Issue de l’univers créé par Taylor Sheridan, la série bénéficie aujourd’hui d’une nouvelle exposition à la télévision française. Lancée en 2022, elle avait alors rencontré un accueil notable, tant du côté du public que de la critique.
À partir de ce 26 janvier, TF1 Séries Films diffuse la série 1923. Lancée en 2022 sur Paramount+ puis ajoutée au catalogue Netflix en 2025, où elle a bénéficié d’une nouvelle visibilité, cette production créée par Taylor Sheridan s’inscrit dans l’univers étendu de Yellowstone, après le premier prequel, 1883.
Où se situe 1923 dans la saga ?
L’action se déroule dans le Montana des années 1920, à un moment charnière pour la famille Dutton, confrontée à la Prohibition, aux crises agricoles et aux bouleversements socio-économiques annonçant la Grande Dépression. Au cœur du récit, Jacob et Cara Dutton tentent de préserver leur ranch.

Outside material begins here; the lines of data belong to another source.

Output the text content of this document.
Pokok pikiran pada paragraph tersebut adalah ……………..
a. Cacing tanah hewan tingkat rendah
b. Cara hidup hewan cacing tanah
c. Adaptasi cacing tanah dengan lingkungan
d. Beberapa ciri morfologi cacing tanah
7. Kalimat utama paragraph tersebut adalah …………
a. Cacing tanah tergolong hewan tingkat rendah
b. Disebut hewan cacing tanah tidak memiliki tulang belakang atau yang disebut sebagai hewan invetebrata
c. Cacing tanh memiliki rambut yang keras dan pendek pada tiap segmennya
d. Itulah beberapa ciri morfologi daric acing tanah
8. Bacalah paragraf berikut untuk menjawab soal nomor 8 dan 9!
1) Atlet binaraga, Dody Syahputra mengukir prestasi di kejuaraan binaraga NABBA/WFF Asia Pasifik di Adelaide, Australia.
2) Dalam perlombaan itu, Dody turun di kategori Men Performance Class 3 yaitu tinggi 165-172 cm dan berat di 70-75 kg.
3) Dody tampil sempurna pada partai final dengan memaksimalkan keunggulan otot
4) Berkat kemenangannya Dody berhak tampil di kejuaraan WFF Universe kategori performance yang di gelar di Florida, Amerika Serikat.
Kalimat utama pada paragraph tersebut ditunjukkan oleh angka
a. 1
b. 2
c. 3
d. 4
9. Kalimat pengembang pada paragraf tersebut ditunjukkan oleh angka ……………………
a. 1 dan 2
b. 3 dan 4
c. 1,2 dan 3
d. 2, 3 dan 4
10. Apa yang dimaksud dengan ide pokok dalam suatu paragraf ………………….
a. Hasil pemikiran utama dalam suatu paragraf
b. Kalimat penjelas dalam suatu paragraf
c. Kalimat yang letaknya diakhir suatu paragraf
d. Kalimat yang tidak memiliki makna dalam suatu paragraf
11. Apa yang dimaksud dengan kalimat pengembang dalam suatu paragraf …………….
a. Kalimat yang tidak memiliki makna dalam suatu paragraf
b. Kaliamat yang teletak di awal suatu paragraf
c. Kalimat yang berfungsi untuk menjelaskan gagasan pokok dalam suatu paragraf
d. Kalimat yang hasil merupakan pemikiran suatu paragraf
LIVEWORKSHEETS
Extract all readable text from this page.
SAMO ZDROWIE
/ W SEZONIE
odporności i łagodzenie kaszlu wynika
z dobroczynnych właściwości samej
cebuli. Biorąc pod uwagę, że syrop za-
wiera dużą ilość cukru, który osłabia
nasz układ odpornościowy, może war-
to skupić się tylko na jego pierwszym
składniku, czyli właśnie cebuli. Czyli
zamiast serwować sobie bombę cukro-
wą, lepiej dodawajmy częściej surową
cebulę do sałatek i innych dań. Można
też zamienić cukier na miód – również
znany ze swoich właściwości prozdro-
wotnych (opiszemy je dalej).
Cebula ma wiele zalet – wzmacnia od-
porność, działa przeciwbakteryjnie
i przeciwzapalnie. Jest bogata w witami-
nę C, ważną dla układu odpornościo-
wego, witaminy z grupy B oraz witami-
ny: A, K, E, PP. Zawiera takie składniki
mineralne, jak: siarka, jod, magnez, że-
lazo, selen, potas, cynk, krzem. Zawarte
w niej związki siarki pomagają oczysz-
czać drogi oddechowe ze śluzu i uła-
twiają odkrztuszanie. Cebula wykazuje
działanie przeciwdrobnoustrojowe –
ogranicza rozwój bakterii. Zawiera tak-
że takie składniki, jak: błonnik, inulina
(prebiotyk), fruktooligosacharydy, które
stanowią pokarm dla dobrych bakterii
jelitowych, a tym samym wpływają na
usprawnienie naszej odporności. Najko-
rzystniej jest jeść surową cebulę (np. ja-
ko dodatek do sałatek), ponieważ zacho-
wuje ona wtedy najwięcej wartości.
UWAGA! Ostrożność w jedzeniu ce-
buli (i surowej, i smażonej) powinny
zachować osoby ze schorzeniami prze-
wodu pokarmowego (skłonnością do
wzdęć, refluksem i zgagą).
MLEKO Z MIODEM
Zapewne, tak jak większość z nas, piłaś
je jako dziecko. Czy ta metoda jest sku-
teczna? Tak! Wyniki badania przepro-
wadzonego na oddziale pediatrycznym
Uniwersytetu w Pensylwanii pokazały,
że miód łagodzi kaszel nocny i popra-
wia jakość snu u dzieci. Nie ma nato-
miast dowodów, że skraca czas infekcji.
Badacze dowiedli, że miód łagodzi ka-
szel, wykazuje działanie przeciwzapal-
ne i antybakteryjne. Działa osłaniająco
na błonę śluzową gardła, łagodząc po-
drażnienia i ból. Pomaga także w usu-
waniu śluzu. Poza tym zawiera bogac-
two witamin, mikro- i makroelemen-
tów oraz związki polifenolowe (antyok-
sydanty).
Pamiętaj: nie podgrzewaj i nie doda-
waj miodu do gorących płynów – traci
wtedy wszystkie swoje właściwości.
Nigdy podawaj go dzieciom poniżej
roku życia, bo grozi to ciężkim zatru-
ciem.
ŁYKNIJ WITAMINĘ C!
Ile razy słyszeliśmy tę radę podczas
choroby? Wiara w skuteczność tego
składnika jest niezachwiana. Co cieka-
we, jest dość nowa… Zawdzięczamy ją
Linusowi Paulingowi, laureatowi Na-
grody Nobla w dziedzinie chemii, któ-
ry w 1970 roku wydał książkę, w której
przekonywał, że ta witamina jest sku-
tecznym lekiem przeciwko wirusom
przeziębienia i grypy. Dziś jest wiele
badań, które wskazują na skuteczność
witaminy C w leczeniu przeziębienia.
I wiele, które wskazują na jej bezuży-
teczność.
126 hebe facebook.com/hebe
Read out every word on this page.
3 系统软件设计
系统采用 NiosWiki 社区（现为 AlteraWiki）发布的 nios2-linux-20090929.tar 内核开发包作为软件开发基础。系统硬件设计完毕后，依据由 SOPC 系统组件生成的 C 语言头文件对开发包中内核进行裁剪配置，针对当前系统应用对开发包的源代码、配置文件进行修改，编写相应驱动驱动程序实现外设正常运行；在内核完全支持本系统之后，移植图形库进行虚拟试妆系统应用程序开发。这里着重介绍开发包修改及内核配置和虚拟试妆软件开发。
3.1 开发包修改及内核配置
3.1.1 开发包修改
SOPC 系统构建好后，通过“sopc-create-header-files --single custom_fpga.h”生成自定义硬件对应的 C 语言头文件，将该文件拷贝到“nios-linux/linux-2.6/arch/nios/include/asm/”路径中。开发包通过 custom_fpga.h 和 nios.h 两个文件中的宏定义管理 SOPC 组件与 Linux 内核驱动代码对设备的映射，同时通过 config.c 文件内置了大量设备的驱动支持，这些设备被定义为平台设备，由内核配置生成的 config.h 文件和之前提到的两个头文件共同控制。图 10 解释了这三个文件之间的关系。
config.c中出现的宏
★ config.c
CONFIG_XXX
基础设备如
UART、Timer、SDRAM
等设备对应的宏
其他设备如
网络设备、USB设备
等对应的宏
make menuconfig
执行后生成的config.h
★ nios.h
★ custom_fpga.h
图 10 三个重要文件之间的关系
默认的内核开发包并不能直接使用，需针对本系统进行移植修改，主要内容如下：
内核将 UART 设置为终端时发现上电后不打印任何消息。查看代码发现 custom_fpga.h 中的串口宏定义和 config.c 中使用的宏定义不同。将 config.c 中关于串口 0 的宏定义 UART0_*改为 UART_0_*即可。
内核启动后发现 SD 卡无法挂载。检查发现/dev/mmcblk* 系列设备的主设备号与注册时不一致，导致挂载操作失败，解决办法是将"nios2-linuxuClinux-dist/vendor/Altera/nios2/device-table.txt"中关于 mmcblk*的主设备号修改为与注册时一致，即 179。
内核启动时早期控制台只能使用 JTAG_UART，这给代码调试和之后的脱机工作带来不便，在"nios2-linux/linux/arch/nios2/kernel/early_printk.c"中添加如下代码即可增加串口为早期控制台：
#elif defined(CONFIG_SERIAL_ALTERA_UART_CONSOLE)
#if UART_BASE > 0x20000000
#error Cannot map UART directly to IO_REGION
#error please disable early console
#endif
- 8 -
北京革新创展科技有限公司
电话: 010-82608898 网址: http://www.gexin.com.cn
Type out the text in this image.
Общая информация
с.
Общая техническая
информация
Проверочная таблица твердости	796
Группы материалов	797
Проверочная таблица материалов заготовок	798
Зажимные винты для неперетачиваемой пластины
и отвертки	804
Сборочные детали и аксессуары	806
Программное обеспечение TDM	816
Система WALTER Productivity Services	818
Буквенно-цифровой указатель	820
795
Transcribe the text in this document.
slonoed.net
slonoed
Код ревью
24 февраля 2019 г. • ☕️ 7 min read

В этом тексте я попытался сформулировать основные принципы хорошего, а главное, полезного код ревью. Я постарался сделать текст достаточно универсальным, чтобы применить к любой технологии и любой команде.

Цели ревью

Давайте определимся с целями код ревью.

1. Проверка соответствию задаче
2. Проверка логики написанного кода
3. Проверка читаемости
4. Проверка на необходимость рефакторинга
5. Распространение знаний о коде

1923 déploie plusieurs arcs narratifs : la lutte foncière, le parcours de Spencer Dutton, vétéran de la Première Guerre mondiale exilé en Afrique, et le destin de Teonna, jeune Amérindienne enfermée dans un pensionnat catholique.
Que disent les critiques ?
À l’occasion de la rediffusion, Télérama partage une critique très positive qui salue un « western antisystème », jugeant le résultat « un peu boiteux, mais fascinant ». Le magazine insiste sur le parti pris de la série, « le plus politique des trois » volets de la saga, évoquant « le génocide des Amérindiens et la cupidité capitalistique ».

Globalement, la réception critique a souligné la solidité du duo formé par Harrison Ford et Helen Mirren. Dans une critique publiée en 2022, Variety estimait qu’ils « [formaient] un duo si puissant que leur alchimie à elle seule [suffisait] à faire de 1923 une version plus aboutie des westerns néo-classiques de Sheridan ». « [Ford] est […] le principal intérêt de 1923, aux côtés de la Britannique Helen Mirren, dont la présence au générique de ce nouveau spin-off de Yellowstone est une promesse de qualité », commentait de son côté Le Monde en 2023.
Quid de la narration ?
La construction narrative, volontairement éclatée et ambitieuse, a néanmoins suscité des réactions contrastées. Télérama évoque un choix qui « peut désarçonner », tandis que The Guardian, dans une critique plus nuancée de 2022, relevait aussi cette profusion, estimant que « le premier épisode [esquissait] les grandes lignes émotionnelles d’une épopée […] sans pour autant parvenir à une grande précision dans les émotions ressenties ».

Enfin, la presse s’accorde à saluer l’ampleur visuelle de la série, portée par un important travail sur les décors naturels et la photographie. The Guardian évoque des « panoramas montagneux à couper le souffle », ainsi que « de magnifiques plans de la savane africaine ». Variety décrit une série « magnifiquement filmée par le réalisateur Ben Richardson ». Télérama nuance toutefois cet enthousiasme en pointant « beaucoup de scènes kitsch » et une esthétique jugée moins rigoureuse que celle de 1883.